REVIEW: Debut of the Doctor's new, darker coat because the show is embracing the darker aspects of the seventh Doctor, but more importantly, it's a second Ben Aaronovitch script which, like Remembrance of the Daleks, at once makes the Doctor more mysterious and gives fans lots of pleasant references to the past. This time, Aaronovitch has let himself be inspired by the UNIT era, and Pertwee fans should get a kick out of Battlefield. The Brig comes out of retirement, has regrown his mustache, and finally married his offstage flame Doris. Britain's UNIT (with a new logo that has lasted into the New Who era) is now being led by a new Brigadier, Winifred Bambera, which I've never really found believable. It wasn't common practice then to give actors much military training in preparation for such roles and it shows. (But then, UNIT has always been a little more relaxed than the army.) The Doctor gets his UNIT passes out and has Ace impersonate Liz Shaw. Zbrigniev remembers the old face-changing scientific adviser (he must've been a young rookie if we're now supposed to be in 1996 - oh that muddled UNIT dating issue!). Even the idea of Excalibur sending a signal "sideways" in time is from the UNIT era's Inferno, and the missile transport is right out of The Mind of Evil. Once again, Aaronovitch somehow fails to make it all seem like fanwank.

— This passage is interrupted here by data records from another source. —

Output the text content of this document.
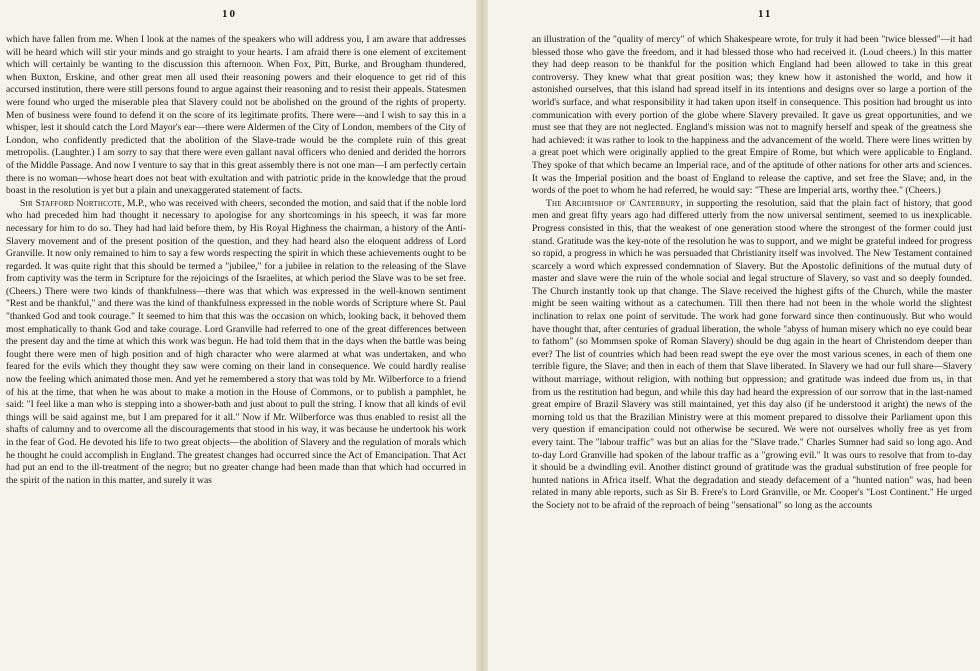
10

which have fallen from me. When I look at the names of the speakers who will address you, I am aware that addresses will be heard which will stir your minds and go straight to your hearts. I am afraid there is one element of excitement which will certainly be wanting to the discussion this afternoon. When Fox, Pitt, Burke, and Brougham thundered, when Buxton, Erskine, and other great men all used their reasoning powers and their eloquence to get rid of this accursed institution, there were still persons found to argue against their reasoning and to resist their appeals. Statesmen were found who urged the miserable plea that Slavery could not be abolished on the ground of the rights of property. Men of business were found to defend it on the score of its legitimate profits. There were—and I wish to say this in a whisper, lest it should catch the Lord Mayor's ear—there were Aldermen of the City of London, members of the City of London, who confidently predicted that the abolition of the Slave-trade would be the complete ruin of this great metropolis. (Laughter.) I am sorry to say that there were even gallant naval officers who denied and derided the horrors of the Middle Passage. And now I venture to say that in this great assembly there is not one man—I am perfectly certain there is no woman—whose heart does not beat with exultation and with patriotic pride in the knowledge that the proud boast in the resolution is yet but a plain and unexaggerated statement of facts.

Sir Stafford Northcote, M.P., who was received with cheers, seconded the motion, and said that if the noble lord who had preceded him had thought it necessary to apologise for any shortcomings in his speech, it was far more necessary for him to do so. They had had laid before them, by His Royal Highness the chairman, a history of the Anti-Slavery movement and of the present position of the question, and they had heard also the eloquent address of Lord Granville. It now only remained to him to say a few words respecting the spirit in which these achievements ought to be regarded. It was quite right that this should be termed a "jubilee," for a jubilee in relation to the releasing of the Slave from captivity was the term in Scripture for the rejoicings of the Israelites, at which period the Slave was to be set free. (Cheers.) There were two kinds of thankfulness—there was that which was expressed in the well-known sentiment "Rest and be thankful," and there was the kind of thankfulness expressed in the noble words of Scripture where St. Paul "thanked God and took courage." It seemed to him that this was the occasion on which, looking back, it behoved them most emphatically to thank God and take courage. Lord Granville had referred to one of the great differences between the present day and the time at which this work was begun. He had told them that in the days when the battle was being fought there were men of high position and of high character who were alarmed at what was undertaken, and who feared for the evils which they thought they saw were coming on their land in consequence. We could hardly realise now the feeling which animated those men. And yet he remembered a story that was told by Mr. Wilberforce to a friend of his at the time, that when he was about to make a motion in the House of Commons, or to publish a pamphlet, he said: "I feel like a man who is stepping into a shower-bath and just about to pull the string. I know that all kinds of evil things will be said against me, but I am prepared for it all." Now if Mr. Wilberforce was thus enabled to resist all the shafts of calumny and to overcome all the discouragements that stood in his way, it was because he undertook his work in the fear of God. He devoted his life to two great objects—the abolition of Slavery and the regulation of morals which he thought he could accomplish in England. The greatest changes had occurred since the Act of Emancipation. That Act had put an end to the ill-treatment of the negro; but no greater change had been made than that which had occurred in the spirit of the nation in this matter, and surely it was

11

an illustration of the "quality of mercy" of which Shakespeare wrote, for truly it had been "twice blessed"—it had blessed those who gave the freedom, and it had blessed those who had received it. (Loud cheers.) In this matter they had deep reason to be thankful for the position which England had been allowed to take in this great controversy. They knew what that great position was; they knew how it astonished the world, and how it astonished ourselves, that this island had spread itself in its intentions and designs over so large a portion of the world's surface, and what responsibility it had taken upon itself in consequence. This position had brought us into communication with every portion of the globe where Slavery prevailed. It gave us great opportunities, and we must see that they are not neglected. England's mission was not to magnify herself and speak of the greatness she had achieved: it was rather to look to the happiness and the advancement of the world. There were lines written by a great poet which were originally applied to the great Empire of Rome, but which were applicable to England. They spoke of that which became an Imperial race, and of the aptitude of other nations for other arts and sciences. It was the Imperial position and the boast of England to release the captive, and set free the Slave; and, in the words of the poet to whom he had referred, he would say: "These are Imperial arts, worthy thee." (Cheers.)

The Archbishop of Canterbury, in supporting the resolution, said that the plain fact of history, that good men and great fifty years ago had differed utterly from the now universal sentiment, seemed to us inexplicable. Progress consisted in this, that the weakest of one generation stood where the strongest of the former could just stand. Gratitude was the key-note of the resolution he was to support, and we might be grateful indeed for progress so rapid, a progress in which he was persuaded that Christianity itself was involved. The New Testament contained scarcely a word which expressed condemnation of Slavery. But the Apostolic definitions of the mutual duty of master and slave were the ruin of the whole social and legal structure of Slavery, so vast and so deeply founded. The Church instantly took up that change. The Slave received the highest gifts of the Church, while the master might be seen waiting without as a catechumen. Till then there had not been in the whole world the slightest inclination to relax one point of servitude. The work had gone forward since then continuously. But who would have thought that, after centuries of gradual liberation, the whole "abyss of human misery which no eye could bear to fathom" (so Mommsen spoke of Roman Slavery) should be dug again in the heart of Christendom deeper than ever? The list of countries which had been read swept the eye over the most various scenes, in each of them one terrible figure, the Slave; and then in each of them that Slave liberated. In Slavery we had our full share—Slavery without marriage, without religion, with nothing but oppression; and gratitude was indeed due from us, in that from us the restitution had begun, and while this day had heard the expression of our sorrow that in the last-named great empire of Brazil Slavery was still maintained, yet this day also (if he understood it aright) the news of the morning told us that the Brazilian Ministry were at this moment prepared to dissolve their Parliament upon this very question if emancipation could not otherwise be secured. We were not ourselves wholly free as yet from every taint. The "labour traffic" was but an alias for the "Slave trade." Charles Sumner had said so long ago. And to-day Lord Granville had spoken of the labour traffic as a "growing evil." It was ours to resolve that from to-day it should be a dwindling evil. Another distinct ground of gratitude was the gradual substitution of free people for hunted nations in Africa itself. What the degradation and steady defacement of a "hunted nation" was, had been related in many able reports, such as Sir B. Frere's to Lord Granville, or Mr. Cooper's "Lost Continent." He urged the Society not to be afraid of the reproach of being "sensational" so long as the accounts
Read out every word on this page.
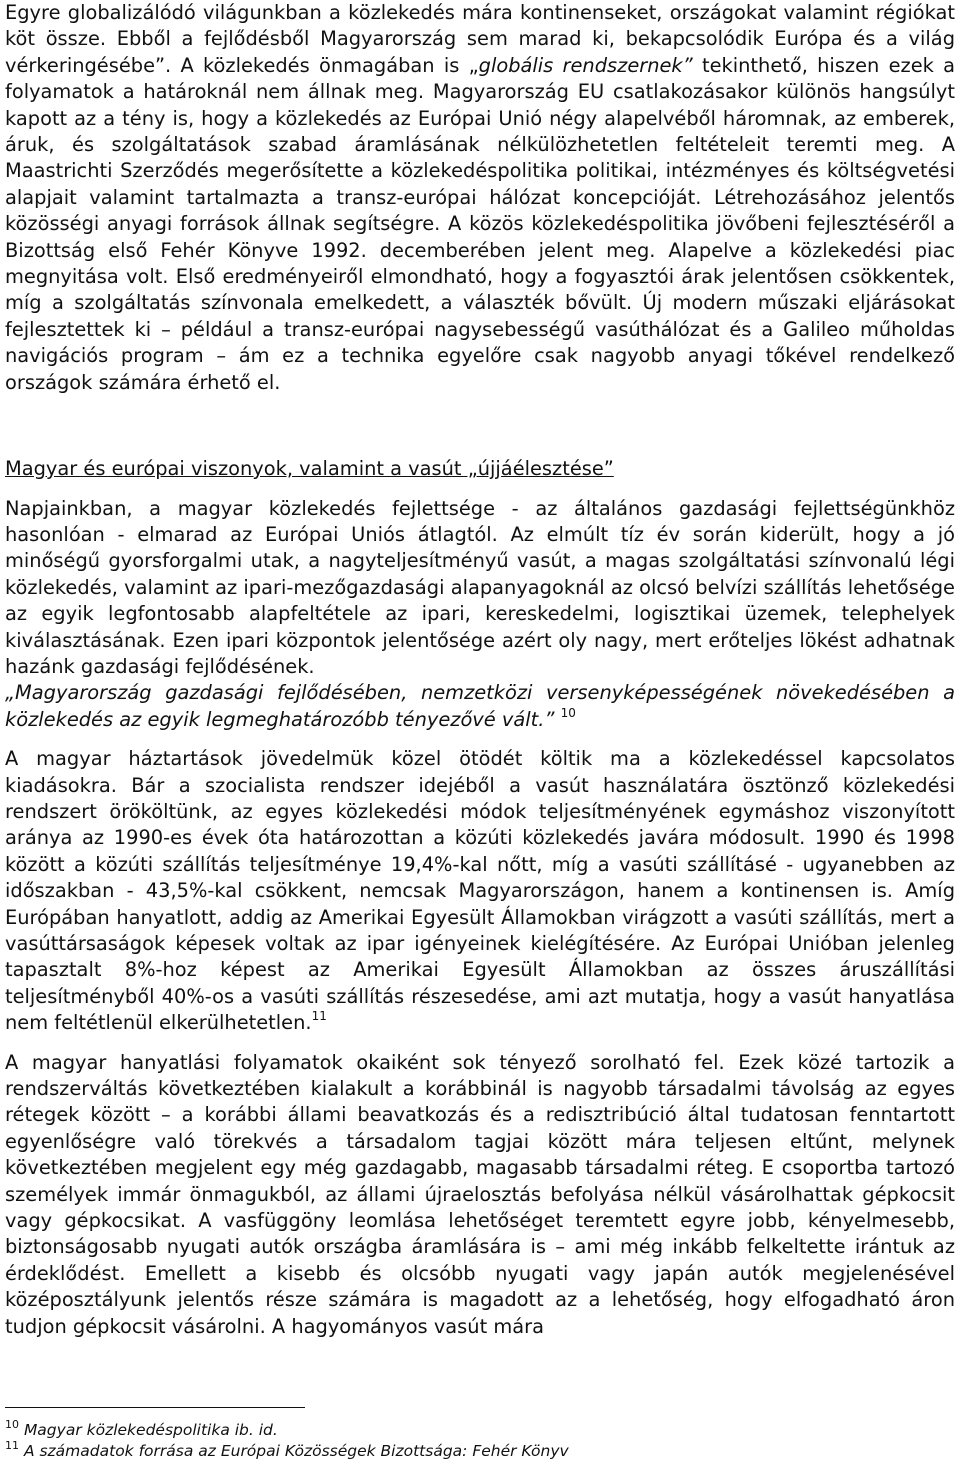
Egyre globalizálódó világunkban a közlekedés mára kontinenseket, országokat valamint régiókat köt össze. Ebből a fejlődésből Magyarország sem marad ki, bekapcsolódik Európa és a világ vérkeringésébe”. A közlekedés önmagában is „globális rendszernek” tekinthető, hiszen ezek a folyamatok a határoknál nem állnak meg. Magyarország EU csatlakozásakor különös hangsúlyt kapott az a tény is, hogy a közlekedés az Európai Unió négy alapelvéből háromnak, az emberek, áruk, és szolgáltatások szabad áramlásának nélkülözhetetlen feltételeit teremti meg. A Maastrichti Szerződés megerősítette a közlekedéspolitika politikai, intézményes és költségvetési alapjait valamint tartalmazta a transz-európai hálózat koncepcióját. Létrehozásához jelentős közösségi anyagi források állnak segítségre. A közös közlekedéspolitika jövőbeni fejlesztéséről a Bizottság első Fehér Könyve 1992. decemberében jelent meg. Alapelve a közlekedési piac megnyitása volt. Első eredményeiről elmondható, hogy a fogyasztói árak jelentősen csökkentek, míg a szolgáltatás színvonala emelkedett, a választék bővült. Új modern műszaki eljárásokat fejlesztettek ki – például a transz-európai nagysebességű vasúthálózat és a Galileo műholdas navigációs program – ám ez a technika egyelőre csak nagyobb anyagi tőkével rendelkező országok számára érhető el.

Magyar és európai viszonyok, valamint a vasút „újjáélesztése”

Napjainkban, a magyar közlekedés fejlettsége - az általános gazdasági fejlettségünkhöz hasonlóan - elmarad az Európai Uniós átlagtól. Az elmúlt tíz év során kiderült, hogy a jó minőségű gyorsforgalmi utak, a nagyteljesítményű vasút, a magas szolgáltatási színvonalú légi közlekedés, valamint az ipari-mezőgazdasági alapanyagoknál az olcsó belvízi szállítás lehetősége az egyik legfontosabb alapfeltétele az ipari, kereskedelmi, logisztikai üzemek, telephelyek kiválasztásának. Ezen ipari központok jelentősége azért oly nagy, mert erőteljes lökést adhatnak hazánk gazdasági fejlődésének.

„Magyarország gazdasági fejlődésében, nemzetközi versenyképességének növekedésében a közlekedés az egyik legmeghatározóbb tényezővé vált.” $^{10}$

A magyar háztartások jövedelmük közel ötödét költik ma a közlekedéssel kapcsolatos kiadásokra. Bár a szocialista rendszer idejéből a vasút használatára ösztönző közlekedési rendszert örököltünk, az egyes közlekedési módok teljesítményének egymáshoz viszonyított aránya az 1990-es évek óta határozottan a közúti közlekedés javára módosult. 1990 és 1998 között a közúti szállítás teljesítménye 19,4%-kal nőtt, míg a vasúti szállításé - ugyanebben az időszakban - 43,5%-kal csökkent, nemcsak Magyarországon, hanem a kontinensen is. Amíg Európában hanyatlott, addig az Amerikai Egyesült Államokban virágzott a vasúti szállítás, mert a vasúttársaságok képesek voltak az ipar igényeinek kielégítésére. Az Európai Unióban jelenleg tapasztalt 8%-hoz képest az Amerikai Egyesült Államokban az összes áruszállítási teljesítményből 40%-os a vasúti szállítás részesedése, ami azt mutatja, hogy a vasút hanyatlása nem feltétlenül elkerülhetetlen.$^{11}$

A magyar hanyatlási folyamatok okaiként sok tényező sorolható fel. Ezek közé tartozik a rendszerváltás következtében kialakult a korábbinál is nagyobb társadalmi távolság az egyes rétegek között – a korábbi állami beavatkozás és a redisztribúció által tudatosan fenntartott egyenlőségre való törekvés a társadalom tagjai között mára teljesen eltűnt, melynek következtében megjelent egy még gazdagabb, magasabb társadalmi réteg. E csoportba tartozó személyek immár önmagukból, az állami újraelosztás befolyása nélkül vásárolhattak gépkocsit vagy gépkocsikat. A vasfüggöny leomlása lehetőséget teremtett egyre jobb, kényelmesebb, biztonságosabb nyugati autók országba áramlására is – ami még inkább felkeltette irántuk az érdeklődést. Emellett a kisebb és olcsóbb nyugati vagy japán autók megjelenésével középosztályunk jelentős része számára is magadott az a lehetőség, hogy elfogadható áron tudjon gépkocsit vásárolni. A hagyományos vasút mára

$^{10}$ Magyar közlekedéspolitika ib. id.
$^{11}$ A számadatok forrása az Európai Közösségek Bizottsága: Fehér Könyv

Perhaps it's because the main plot is about something completely new. I can't actually believe Doctor Who hasn't yet done something with the Arthurian legend! The Britishness of it would have seemed to make it a natural for Who. A nice twist on it is that Camelot is actually in another dimension (sideways in time) and the knights arrive in personal coffins/missiles, looking for the famous sword in the stone, apparently in a spaceship, waiting for the Once and Future King. Morgaine, played by Jean Marsh, another returnee to the program, is only seen in a crystal ball, apparently enjoying a certain measure of omniscience, or at least clairvoyance. (I suppose it's disappointing neither her nor the Brig get to the scene of the adventure within the confines of the first episode, but it makes me excited for when they do.) And then the script lays a doozy on us: Ancelyn the knight recognizes the Doctor as Merlin and is able to describe the TARDIS. Is this an alternate universe Doctor from Camelot, or a future version of the Doctor that will eventually play that role on that other world? Is the Doctor more archetypal and conceptual than previously understood? The mind reels.
What I most enjoy about Battlefield already is the attention to detail. It's the little things. The blind inn keeper, introduced visually not through dialog, reading braille when our heroes walk in. The "valuable piece of coinage" that looks like a crawling toy. Shou Yuing's crack about the beer and underage Ace trying to order a drink. The grenade explosion intercut with the girls' playful stories about homemade explosives (as little as I believe there are two teenage girls in Britain who are explosive experts). The Brigadier refusing the call to duty until he hears the Doctor is involved. The Doctor's distaste for weapons of mass destruction and the military in general. It's details like these that make you believe the production team cares about what it's doing (which wasn't always the case), and adds to the show's quality significantly.
REWATCHABILITY: High - Always great to see the Brigadier, and the quality script and epic scope look to do his return justice.